Jimmy Carter
Jimmy CarterReuters

Former US President Jimmy Carter established an office of his Carter Center human rights group in Egypt in 2011, when Mohammed Morsi of the Muslim Brotherhood movement was voted in as president - now he is pulling out amid a crackdown on the Islamist group.

In addition to closing the office in the Nile state, the Carter Center added that it would not send a mission to observe the parliamentary elections in Egypt this year citing restrictions on democratic rights, according to the BBC.

In announcing the move, the group referenced the "crackdown on dissidents, opposition groups, and critical journalists, together with heightened restrictions on core freedoms."

Then-army chief and current President Abdel Fattah al-Sisi led a coup that deposed Morsi last July 3, and since then has cracked down on the Muslim Brotherhood in clashes that have already seen at least 1,400 people killed.

Over 16,000 others have been arrested, with hundreds - including 683 Islamists in April and 529 the month before, as well as Muslim Brotherhood leader Mohammed Badie - sentenced to death.

The state is also holding at least 14 journalists in jail, including three from Al Jazeera who in June were given sentences ranging from seven to ten years.

Sisi has also threatened to change the peace treaty with Israel, and blamed Israel's lack of "peace" for the terrorist threat of Islamic State (ISIS).

Genuine democracy in Egypt "unlikely"

The Carter Center said of Egypt that "the political environment is deeply polarized and that political space has narrowed for Egyptian political parties, civil society, and the media."

"As a result, the upcoming elections are unlikely to advance a genuine democratic transition in Egypt. Both Egyptian civil society and international organizations face an increasingly restrictive environment that hinders their ability to conduct credible election observation," it added.

Carter has a long history of antagonism towards Israel, such as last May when he called on the European Union (EU) to label products coming from "illegal Israeli settlements" - despite the fact that Israel's presence in Judea and Samaria is legal under international law.

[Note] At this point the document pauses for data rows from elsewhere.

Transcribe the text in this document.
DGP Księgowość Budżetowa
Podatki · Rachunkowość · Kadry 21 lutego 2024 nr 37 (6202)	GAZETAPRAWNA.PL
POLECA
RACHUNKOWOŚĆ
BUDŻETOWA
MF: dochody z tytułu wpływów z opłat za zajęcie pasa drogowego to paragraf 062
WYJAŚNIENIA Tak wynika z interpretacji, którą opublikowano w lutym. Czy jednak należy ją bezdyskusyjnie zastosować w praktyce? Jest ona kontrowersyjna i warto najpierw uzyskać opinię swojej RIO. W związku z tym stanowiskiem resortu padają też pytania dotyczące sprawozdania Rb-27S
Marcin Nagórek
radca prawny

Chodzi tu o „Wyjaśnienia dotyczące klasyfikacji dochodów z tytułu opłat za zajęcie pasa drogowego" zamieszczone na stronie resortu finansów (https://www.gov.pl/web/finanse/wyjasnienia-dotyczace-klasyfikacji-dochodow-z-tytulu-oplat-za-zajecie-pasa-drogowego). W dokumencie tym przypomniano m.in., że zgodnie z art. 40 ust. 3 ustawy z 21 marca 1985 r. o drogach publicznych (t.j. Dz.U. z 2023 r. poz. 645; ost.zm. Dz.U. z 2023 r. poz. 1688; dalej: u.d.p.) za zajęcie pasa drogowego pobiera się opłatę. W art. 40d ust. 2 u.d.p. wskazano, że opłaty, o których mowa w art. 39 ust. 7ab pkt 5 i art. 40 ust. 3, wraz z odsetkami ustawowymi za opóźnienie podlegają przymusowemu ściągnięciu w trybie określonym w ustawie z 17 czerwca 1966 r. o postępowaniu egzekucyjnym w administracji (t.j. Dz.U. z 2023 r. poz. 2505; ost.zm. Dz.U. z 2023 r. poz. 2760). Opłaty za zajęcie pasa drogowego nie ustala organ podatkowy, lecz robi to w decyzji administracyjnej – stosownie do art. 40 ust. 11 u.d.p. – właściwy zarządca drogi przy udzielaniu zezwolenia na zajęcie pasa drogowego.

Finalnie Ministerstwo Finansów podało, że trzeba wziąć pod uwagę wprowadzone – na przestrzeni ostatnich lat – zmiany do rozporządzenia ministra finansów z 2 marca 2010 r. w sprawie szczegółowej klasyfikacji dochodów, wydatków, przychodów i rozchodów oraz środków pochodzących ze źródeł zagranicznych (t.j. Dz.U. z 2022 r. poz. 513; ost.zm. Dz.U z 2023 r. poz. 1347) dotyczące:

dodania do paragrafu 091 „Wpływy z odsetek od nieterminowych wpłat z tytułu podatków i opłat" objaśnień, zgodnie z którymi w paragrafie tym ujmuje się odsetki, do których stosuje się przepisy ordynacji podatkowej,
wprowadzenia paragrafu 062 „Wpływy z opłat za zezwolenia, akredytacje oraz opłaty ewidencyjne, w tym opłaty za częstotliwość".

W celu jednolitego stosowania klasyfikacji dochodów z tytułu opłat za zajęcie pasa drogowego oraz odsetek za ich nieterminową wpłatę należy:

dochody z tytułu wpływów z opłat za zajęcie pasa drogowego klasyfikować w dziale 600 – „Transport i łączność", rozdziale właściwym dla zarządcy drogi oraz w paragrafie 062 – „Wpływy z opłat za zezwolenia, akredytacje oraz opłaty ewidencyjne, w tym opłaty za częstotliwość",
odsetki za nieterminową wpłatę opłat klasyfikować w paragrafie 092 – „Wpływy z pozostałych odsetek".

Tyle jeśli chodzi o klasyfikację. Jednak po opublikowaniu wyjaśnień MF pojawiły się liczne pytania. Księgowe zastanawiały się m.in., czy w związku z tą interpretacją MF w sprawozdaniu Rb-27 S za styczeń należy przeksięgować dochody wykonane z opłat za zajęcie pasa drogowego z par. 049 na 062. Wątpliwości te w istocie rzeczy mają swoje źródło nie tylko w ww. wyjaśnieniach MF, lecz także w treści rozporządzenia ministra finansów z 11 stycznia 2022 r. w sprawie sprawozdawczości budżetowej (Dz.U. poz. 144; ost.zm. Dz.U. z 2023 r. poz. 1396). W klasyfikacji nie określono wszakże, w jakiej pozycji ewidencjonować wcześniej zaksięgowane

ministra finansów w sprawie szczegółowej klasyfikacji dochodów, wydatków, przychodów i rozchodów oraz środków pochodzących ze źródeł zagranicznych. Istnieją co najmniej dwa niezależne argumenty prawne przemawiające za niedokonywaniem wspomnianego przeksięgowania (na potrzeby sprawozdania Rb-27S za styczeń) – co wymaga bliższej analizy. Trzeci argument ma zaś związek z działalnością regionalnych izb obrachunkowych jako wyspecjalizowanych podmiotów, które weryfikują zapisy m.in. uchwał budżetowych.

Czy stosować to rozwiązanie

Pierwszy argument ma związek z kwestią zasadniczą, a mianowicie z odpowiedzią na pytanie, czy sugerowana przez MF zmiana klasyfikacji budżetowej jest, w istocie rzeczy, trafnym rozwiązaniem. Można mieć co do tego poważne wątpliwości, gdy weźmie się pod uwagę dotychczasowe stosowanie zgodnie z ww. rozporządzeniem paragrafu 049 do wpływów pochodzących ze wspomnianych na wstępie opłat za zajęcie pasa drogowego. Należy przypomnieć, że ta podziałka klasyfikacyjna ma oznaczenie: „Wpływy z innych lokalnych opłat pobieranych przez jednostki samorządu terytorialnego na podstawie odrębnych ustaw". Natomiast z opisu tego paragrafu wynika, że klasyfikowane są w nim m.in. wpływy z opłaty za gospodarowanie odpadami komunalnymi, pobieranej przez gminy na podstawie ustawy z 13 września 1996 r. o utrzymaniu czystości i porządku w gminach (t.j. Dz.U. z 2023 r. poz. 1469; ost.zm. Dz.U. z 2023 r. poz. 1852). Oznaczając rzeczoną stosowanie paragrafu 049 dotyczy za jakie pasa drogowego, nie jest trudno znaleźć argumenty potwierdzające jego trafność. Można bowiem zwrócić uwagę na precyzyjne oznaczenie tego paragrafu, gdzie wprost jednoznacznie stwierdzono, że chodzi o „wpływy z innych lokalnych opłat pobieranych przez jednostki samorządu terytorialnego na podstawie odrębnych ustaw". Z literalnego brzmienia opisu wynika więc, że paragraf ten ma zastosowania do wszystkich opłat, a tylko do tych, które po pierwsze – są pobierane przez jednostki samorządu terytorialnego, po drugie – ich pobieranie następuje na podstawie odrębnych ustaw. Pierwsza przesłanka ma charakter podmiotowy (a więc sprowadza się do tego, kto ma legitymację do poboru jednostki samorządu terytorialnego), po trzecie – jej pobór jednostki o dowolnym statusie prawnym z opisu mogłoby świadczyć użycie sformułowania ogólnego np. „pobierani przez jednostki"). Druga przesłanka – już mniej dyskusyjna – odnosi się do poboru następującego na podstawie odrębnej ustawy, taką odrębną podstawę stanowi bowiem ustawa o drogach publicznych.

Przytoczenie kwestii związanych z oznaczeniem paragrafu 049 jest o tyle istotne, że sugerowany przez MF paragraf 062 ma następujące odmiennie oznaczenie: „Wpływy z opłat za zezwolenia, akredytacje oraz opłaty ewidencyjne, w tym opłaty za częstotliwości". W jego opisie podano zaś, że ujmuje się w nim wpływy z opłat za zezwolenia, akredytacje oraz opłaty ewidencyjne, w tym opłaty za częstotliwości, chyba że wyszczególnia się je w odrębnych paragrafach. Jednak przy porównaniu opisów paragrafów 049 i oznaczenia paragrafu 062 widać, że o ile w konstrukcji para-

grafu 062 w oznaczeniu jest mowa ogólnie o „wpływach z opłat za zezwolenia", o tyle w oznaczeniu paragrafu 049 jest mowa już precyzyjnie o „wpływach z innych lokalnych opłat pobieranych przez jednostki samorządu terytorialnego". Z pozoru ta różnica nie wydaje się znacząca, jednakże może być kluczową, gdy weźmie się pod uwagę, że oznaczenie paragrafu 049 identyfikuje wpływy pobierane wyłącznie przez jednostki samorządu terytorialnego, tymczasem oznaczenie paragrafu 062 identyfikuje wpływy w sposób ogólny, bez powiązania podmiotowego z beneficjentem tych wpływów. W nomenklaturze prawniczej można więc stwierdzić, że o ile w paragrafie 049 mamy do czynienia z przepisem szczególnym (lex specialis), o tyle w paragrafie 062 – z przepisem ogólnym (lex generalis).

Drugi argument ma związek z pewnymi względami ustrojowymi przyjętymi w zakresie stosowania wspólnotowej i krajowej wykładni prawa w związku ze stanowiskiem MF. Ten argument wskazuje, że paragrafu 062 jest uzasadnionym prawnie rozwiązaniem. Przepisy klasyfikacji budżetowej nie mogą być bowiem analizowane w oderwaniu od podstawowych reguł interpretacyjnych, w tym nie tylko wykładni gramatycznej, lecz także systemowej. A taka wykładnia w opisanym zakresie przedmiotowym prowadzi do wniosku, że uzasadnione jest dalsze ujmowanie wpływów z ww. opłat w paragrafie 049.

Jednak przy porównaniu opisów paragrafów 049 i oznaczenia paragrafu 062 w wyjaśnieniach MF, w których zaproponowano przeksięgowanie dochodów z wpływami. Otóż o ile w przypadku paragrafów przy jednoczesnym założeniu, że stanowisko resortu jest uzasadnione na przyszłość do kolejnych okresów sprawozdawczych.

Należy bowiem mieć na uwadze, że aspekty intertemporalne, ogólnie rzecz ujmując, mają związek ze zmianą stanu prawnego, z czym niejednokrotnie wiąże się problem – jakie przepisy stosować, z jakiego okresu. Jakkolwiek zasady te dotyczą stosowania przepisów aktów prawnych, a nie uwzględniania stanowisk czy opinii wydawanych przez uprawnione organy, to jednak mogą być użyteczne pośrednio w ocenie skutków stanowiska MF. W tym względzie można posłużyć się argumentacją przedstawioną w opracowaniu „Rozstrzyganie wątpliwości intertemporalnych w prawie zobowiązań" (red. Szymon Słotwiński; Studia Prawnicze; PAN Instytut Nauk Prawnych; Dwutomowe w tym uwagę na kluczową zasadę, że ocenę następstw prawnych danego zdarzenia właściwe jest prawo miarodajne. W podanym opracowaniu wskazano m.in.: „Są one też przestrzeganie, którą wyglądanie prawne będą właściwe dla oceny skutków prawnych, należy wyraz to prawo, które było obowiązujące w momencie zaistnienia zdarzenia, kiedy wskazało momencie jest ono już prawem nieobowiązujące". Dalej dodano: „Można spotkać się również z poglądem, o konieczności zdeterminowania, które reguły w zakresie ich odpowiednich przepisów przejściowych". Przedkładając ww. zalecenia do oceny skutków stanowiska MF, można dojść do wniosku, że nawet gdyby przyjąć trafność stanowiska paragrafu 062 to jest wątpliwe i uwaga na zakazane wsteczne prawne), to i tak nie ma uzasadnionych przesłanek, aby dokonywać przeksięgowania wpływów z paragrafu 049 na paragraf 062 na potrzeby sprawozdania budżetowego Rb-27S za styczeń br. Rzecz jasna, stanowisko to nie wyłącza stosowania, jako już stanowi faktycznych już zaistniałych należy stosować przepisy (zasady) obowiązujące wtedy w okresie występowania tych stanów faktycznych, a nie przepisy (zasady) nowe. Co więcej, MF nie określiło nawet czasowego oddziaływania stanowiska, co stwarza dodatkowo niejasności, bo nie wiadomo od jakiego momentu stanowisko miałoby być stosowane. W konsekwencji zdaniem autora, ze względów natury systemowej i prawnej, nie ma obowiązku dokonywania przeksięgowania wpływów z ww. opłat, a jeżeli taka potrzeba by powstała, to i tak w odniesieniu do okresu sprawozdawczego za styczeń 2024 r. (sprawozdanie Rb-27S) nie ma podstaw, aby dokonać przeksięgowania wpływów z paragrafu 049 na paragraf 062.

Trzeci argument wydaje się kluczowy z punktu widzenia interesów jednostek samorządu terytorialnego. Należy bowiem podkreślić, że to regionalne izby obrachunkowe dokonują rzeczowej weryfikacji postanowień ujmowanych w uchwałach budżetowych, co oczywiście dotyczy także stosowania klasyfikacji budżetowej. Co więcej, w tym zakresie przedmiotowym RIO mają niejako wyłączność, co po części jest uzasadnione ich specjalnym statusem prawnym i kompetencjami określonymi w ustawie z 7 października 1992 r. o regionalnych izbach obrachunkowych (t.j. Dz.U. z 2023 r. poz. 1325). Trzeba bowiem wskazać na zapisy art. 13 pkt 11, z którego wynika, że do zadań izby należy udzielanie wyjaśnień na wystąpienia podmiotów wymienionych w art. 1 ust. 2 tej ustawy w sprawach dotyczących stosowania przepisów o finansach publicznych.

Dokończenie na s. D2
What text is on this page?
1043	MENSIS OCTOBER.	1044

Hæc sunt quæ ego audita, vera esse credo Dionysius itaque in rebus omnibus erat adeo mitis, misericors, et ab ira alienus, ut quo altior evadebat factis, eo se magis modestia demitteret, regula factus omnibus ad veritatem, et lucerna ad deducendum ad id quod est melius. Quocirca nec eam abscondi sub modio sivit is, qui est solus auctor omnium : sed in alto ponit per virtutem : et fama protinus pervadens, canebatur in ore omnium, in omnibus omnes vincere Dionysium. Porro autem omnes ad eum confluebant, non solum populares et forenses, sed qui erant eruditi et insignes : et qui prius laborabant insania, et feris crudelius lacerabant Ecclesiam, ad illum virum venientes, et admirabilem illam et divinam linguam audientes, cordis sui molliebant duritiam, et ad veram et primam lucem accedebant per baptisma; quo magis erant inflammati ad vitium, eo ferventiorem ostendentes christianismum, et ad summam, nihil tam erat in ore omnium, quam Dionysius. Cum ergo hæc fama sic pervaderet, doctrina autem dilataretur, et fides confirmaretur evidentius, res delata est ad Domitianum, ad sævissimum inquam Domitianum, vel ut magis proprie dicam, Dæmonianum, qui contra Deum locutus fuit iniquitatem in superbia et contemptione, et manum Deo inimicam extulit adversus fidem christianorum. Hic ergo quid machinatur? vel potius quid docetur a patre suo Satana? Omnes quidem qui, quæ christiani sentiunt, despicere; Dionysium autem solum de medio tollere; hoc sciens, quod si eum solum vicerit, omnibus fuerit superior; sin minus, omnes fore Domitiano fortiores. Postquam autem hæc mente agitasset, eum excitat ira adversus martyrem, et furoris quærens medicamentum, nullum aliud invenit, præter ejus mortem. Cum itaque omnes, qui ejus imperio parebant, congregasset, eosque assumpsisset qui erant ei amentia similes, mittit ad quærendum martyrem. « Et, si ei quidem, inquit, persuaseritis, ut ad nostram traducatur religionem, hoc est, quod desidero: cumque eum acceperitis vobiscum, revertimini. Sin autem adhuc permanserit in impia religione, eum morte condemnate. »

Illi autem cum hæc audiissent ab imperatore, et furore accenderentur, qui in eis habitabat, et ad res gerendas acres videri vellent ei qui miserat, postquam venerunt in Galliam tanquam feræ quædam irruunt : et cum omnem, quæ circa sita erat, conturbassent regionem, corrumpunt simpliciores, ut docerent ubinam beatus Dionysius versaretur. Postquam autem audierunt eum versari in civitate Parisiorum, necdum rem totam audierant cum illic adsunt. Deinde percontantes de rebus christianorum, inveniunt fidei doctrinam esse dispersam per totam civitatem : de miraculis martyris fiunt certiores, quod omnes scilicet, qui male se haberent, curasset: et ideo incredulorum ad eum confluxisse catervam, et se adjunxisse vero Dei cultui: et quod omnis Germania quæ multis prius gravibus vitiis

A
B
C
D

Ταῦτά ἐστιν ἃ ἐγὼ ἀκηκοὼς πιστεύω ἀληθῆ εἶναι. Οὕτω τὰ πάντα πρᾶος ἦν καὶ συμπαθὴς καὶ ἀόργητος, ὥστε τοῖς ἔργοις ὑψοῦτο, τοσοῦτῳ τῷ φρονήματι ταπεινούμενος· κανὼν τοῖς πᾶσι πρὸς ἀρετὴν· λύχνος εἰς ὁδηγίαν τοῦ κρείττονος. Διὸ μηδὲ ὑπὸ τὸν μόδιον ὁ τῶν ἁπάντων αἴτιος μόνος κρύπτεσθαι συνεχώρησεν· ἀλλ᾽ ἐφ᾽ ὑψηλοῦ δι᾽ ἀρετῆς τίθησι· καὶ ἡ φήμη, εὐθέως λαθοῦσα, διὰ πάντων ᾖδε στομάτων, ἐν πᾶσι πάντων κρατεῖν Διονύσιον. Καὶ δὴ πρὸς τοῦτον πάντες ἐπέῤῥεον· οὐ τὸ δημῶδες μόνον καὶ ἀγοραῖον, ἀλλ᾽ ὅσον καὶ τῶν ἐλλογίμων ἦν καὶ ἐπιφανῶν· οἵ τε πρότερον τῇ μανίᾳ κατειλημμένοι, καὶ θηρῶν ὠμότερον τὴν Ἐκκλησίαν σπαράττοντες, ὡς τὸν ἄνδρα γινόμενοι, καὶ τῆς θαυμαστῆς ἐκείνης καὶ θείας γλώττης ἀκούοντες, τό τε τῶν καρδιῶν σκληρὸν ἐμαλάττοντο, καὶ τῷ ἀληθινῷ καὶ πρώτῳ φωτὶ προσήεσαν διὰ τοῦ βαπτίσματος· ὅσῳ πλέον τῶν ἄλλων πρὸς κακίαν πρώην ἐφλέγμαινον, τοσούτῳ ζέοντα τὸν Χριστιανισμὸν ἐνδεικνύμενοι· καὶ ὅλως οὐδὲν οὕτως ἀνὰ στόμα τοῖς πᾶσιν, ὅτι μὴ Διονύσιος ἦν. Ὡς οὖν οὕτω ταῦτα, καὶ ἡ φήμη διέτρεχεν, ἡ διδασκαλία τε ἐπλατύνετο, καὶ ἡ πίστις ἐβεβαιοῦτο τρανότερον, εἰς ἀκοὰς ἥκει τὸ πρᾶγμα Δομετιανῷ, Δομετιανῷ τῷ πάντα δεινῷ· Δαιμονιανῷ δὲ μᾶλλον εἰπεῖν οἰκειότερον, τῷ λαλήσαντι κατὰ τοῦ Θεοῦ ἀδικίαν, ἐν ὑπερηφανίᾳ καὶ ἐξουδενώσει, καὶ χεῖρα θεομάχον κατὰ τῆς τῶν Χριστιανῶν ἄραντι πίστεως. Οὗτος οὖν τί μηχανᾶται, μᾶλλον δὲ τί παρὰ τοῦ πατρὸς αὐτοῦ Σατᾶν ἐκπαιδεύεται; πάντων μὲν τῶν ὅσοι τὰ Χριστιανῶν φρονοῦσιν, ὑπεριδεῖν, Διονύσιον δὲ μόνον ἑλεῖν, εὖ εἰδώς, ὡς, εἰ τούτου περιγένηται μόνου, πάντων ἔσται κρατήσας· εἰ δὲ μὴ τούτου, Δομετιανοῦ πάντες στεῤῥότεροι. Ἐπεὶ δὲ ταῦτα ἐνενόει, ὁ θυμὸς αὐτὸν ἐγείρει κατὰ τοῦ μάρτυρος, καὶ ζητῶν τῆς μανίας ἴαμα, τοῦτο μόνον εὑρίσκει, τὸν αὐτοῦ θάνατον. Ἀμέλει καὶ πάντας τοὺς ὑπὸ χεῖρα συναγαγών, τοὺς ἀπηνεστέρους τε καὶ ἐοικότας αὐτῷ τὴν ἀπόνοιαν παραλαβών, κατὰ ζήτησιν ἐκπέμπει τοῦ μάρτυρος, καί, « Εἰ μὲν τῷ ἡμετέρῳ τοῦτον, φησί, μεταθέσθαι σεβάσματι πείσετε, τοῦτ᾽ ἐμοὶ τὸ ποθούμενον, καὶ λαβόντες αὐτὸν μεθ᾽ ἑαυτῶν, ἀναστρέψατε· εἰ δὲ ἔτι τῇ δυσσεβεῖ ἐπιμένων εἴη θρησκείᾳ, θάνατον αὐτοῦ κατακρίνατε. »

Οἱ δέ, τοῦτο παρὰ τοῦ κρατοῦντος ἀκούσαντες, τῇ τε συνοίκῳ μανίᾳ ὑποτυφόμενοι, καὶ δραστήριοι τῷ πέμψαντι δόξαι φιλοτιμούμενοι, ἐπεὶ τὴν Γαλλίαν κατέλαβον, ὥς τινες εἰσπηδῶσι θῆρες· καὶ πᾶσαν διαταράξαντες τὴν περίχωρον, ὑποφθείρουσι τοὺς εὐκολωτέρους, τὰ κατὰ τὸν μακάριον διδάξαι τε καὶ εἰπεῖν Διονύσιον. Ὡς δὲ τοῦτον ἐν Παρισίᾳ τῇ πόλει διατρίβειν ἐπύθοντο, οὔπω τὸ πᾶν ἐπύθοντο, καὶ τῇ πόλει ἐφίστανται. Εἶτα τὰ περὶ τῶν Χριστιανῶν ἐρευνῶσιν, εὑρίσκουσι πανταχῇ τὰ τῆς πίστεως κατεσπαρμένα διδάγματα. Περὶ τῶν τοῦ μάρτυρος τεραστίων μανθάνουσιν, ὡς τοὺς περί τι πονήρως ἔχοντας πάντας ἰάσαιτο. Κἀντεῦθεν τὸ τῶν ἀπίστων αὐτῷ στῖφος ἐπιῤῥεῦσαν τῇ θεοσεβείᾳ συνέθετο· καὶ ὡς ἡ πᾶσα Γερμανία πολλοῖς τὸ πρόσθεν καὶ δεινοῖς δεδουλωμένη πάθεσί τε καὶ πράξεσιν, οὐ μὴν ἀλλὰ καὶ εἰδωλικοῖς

More recently, this April Carter supported the Palestine Liberation Organization's (PLO) unilateral push to join international organizations in breach of the ongoing peace talks with Israel and the 1993 Oslo Accords. 

In 2006, Carter wrote a book entitled "Palestine: Peace Not Apartheid." His claims in the book, which he continued to espouse even after factual errors were revealed, led the reporting accuracy group CAMERA to say that the ex-president “clearly has an Israel, and even a Jewish problem.”